Oh là ! Terrain dangereux. Marche arrière ! Je me dirige vers les danseurs, suivie par Mickaël. J'écoute attentivement ses explications en observant les pas qu'exécutent les valseurs, puis j'accepte son bras quand il réitère son invitation. Je n'entends plus la musique. Je compte mes pas en secret tout en laissant mon partenaire mener la danse. Je commets quelques erreurs, mais pour une débutante, je m'en sors bien. Je ne sais pas si nous sommes toujours sur le même morceau, ou si nous avons entamé le second quand Mickaël s'arrête brusquement. Lukas ! Lukas est à côté de nous. Il toise mon ami d'un regard glacial et lui lance un "puis-je ?" tout aussi cassant.

— Si c'est à moi que tu t'adresses, la réponse est non, tu ne peux pas. Alors pose directement la question à Carly.

Mâchoires serrées pour les deux, leurs lèvres formant une ligne droite sur leurs visages, sourcils froncés avec lance-flammes à la place des yeux, épaules redressées. Voilà où ils en sont.

Je me tourne vers Mickaël :

— Tu veux bien m'excuser ? Je te retrouve tout à l'heure.

Ça me transperce le cœur d'agir ainsi, mais je dois calmer Lukas. Je lui ai fait la promesse de veiller à ce que cette soirée se déroule sans accroche.

Il danse bien. Comme précédemment, j'accorde ma confiance à mon partenaire et me laisse guider. J'en oublie même de compter mes pas. C'est comme si cette danse était devenue naturelle pour moi. Jusqu'à ce que mon partenaire me réveille.

— Que faisais-tu avec lui ?

— Lukas, on ne faisait que danser. Angie et toi nous avez quelque peu oubliés, ce soir.

— Je ne veux pas que tu danses avec lui. J'apprécierai aussi que tu ne lui parles plus et surtout de ne plus le trouver sur mon chemin. Je te rappelle que c'est moi que tu accompagnes, pas lui.

— Mais enfin, tu es complètement cinglé ! Je côtoie qui je veux, Lukas, ne t'en déplaise. Tu es en train de me dire que si l'un de tes amis m'invite, je devrais décliner ? Je ne te comprends pas, là.

— Il te tourne autour !

— Et alors ? Qu'est-ce que ça peut te faire ? Même si j'ai envie de coucher avec lui, je ne vois pas bien en quoi ça te concerne ! C'est ta sœur qu'il accompagne. Ta sœur qui le délaisse pour se pavaner.

— Je ne veux plus que tu couches avec lui. Enfin, tant que tu couches avec moi.

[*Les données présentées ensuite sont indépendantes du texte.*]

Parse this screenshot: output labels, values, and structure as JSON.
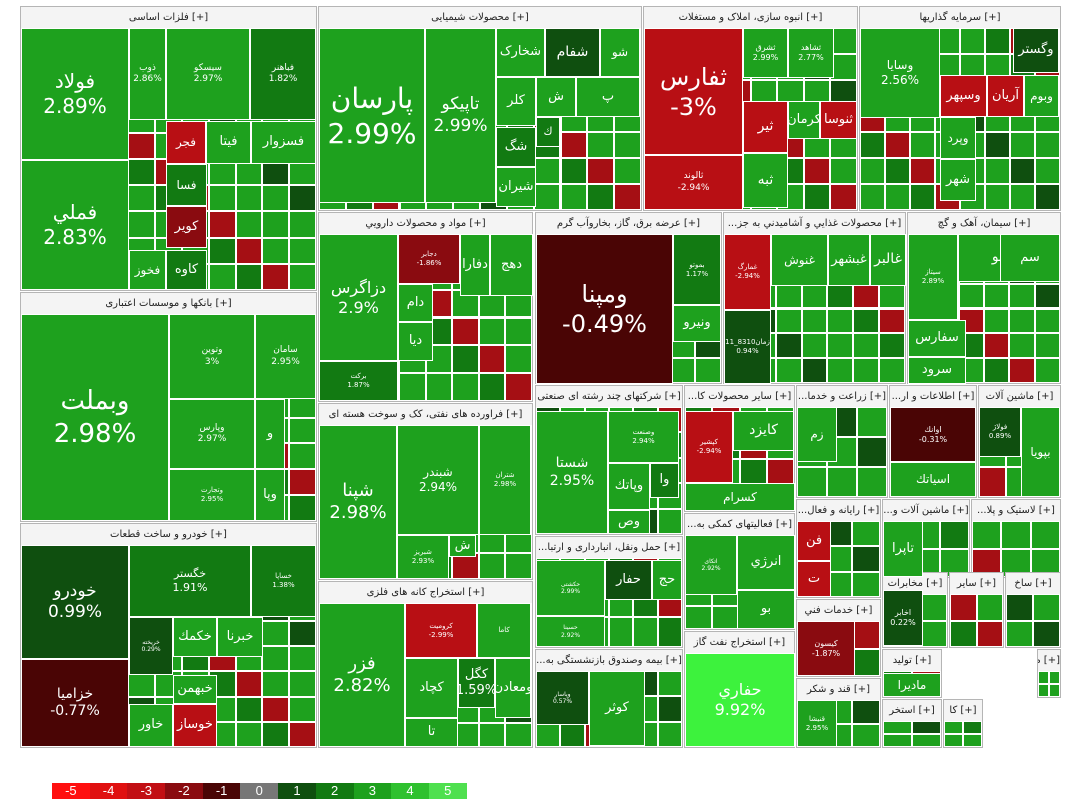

— Si tu écoutais un peu plus les gens qui t’entourent, tu saurais qu’ils te renvoient parfois la balle que tu leur tends. Je n’ai pas couché avec lui, Lukas !

— Il en meurt d’envie.

— Alors si ça te dérange autant, fais en sorte que je ne me lasse pas de tes humiliations incessantes.

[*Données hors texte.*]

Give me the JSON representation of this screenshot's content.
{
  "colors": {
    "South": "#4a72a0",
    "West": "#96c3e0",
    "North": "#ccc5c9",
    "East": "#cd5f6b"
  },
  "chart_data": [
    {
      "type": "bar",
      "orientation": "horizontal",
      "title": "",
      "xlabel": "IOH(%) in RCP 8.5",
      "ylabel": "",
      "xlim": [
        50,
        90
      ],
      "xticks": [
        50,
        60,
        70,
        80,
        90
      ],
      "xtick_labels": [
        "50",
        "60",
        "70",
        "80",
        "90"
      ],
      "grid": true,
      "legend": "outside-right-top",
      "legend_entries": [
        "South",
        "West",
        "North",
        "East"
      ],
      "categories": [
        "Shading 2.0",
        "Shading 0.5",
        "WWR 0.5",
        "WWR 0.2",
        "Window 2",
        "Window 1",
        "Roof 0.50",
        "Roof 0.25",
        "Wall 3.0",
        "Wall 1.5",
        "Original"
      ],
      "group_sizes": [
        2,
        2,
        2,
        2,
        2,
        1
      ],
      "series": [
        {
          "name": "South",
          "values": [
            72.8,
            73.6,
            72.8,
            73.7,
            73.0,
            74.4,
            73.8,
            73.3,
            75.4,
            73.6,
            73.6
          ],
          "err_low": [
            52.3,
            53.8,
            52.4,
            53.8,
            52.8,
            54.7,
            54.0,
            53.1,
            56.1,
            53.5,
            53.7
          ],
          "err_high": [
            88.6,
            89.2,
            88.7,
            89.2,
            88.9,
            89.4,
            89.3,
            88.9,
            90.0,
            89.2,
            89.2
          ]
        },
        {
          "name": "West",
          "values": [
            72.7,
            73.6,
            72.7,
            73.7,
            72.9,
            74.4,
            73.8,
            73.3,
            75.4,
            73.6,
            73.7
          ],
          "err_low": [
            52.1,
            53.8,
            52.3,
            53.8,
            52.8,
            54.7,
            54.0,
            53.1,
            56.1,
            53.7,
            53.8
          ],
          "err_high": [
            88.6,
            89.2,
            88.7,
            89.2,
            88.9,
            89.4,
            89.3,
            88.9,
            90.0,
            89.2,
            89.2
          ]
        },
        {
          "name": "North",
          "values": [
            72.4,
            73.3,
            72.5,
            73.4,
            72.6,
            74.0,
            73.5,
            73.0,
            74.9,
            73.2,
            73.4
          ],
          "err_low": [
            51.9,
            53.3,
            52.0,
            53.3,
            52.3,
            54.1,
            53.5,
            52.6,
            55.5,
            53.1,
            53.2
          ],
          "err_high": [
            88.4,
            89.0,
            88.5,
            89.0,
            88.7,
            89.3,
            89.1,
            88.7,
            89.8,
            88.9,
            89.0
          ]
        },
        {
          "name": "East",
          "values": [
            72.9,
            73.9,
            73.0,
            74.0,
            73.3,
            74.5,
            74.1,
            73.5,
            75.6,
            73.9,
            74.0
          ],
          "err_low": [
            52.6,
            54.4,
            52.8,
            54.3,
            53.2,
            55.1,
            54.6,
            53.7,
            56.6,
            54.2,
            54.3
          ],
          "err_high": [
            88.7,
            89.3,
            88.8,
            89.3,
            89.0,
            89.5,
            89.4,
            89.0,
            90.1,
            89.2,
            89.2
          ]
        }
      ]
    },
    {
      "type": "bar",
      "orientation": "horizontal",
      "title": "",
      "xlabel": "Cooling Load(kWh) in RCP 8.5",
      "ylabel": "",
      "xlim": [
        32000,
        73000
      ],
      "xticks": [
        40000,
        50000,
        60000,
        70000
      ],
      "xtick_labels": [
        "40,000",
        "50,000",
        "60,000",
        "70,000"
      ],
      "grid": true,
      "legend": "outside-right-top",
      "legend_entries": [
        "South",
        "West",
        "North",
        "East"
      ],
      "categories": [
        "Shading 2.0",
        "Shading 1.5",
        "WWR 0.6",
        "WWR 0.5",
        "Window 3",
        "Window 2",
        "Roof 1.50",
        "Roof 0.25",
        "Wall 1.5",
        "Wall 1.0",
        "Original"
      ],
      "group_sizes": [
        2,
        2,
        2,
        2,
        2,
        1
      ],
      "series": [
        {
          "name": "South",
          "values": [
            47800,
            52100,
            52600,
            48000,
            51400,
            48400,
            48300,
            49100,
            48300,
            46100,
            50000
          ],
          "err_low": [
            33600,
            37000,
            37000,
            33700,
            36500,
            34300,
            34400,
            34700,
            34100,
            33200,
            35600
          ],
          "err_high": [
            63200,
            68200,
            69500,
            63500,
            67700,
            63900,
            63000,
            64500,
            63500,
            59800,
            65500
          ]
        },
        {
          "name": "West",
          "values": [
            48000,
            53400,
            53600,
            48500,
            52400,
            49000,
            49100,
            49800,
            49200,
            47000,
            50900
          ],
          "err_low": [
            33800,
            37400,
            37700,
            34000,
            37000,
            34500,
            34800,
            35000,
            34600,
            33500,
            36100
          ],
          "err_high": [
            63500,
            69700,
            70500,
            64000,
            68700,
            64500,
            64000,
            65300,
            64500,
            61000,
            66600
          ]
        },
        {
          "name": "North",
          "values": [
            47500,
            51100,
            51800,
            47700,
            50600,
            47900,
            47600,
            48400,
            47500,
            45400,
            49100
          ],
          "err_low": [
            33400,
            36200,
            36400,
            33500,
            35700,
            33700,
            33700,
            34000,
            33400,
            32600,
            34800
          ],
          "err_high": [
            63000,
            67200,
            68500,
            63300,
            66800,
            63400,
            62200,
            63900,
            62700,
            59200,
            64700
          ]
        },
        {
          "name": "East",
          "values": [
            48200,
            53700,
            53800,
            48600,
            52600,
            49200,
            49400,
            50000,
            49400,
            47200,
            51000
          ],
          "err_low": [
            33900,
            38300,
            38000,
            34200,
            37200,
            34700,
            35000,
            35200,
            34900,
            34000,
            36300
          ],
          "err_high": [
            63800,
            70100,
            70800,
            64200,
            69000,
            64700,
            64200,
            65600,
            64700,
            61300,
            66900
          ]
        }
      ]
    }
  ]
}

Il est tendu. Je le sens à ses bras qui me serrent, à ses doigts qui maintiennent ma main un peu trop fermement. Non mais, pour qui se prend-il ? Monsieur Tout Puissant n'exercera pas son autorité sur moi !

— Mickaël est quelqu'un que j'aime beaucoup. C'est un ami.

J'arrache rageusement ma main à la poigne de Lukas et pars retrouver ledit ami, qui s'est réfugié près de son estrade et dont Angie s'est finalement souvenue. Je suis consciente d'attirer les regards sur moi ; j'ai osé laisser en plan Monsieur Lukas Sullivan ! Un homme si convoité ! Ça lui permettra peut-être de redescendre sur terre.

Angie me prend par les épaules :

— Carly ! Tu tombes à pic ! Je souhaitais justement te présenter quelques-unes de mes amies.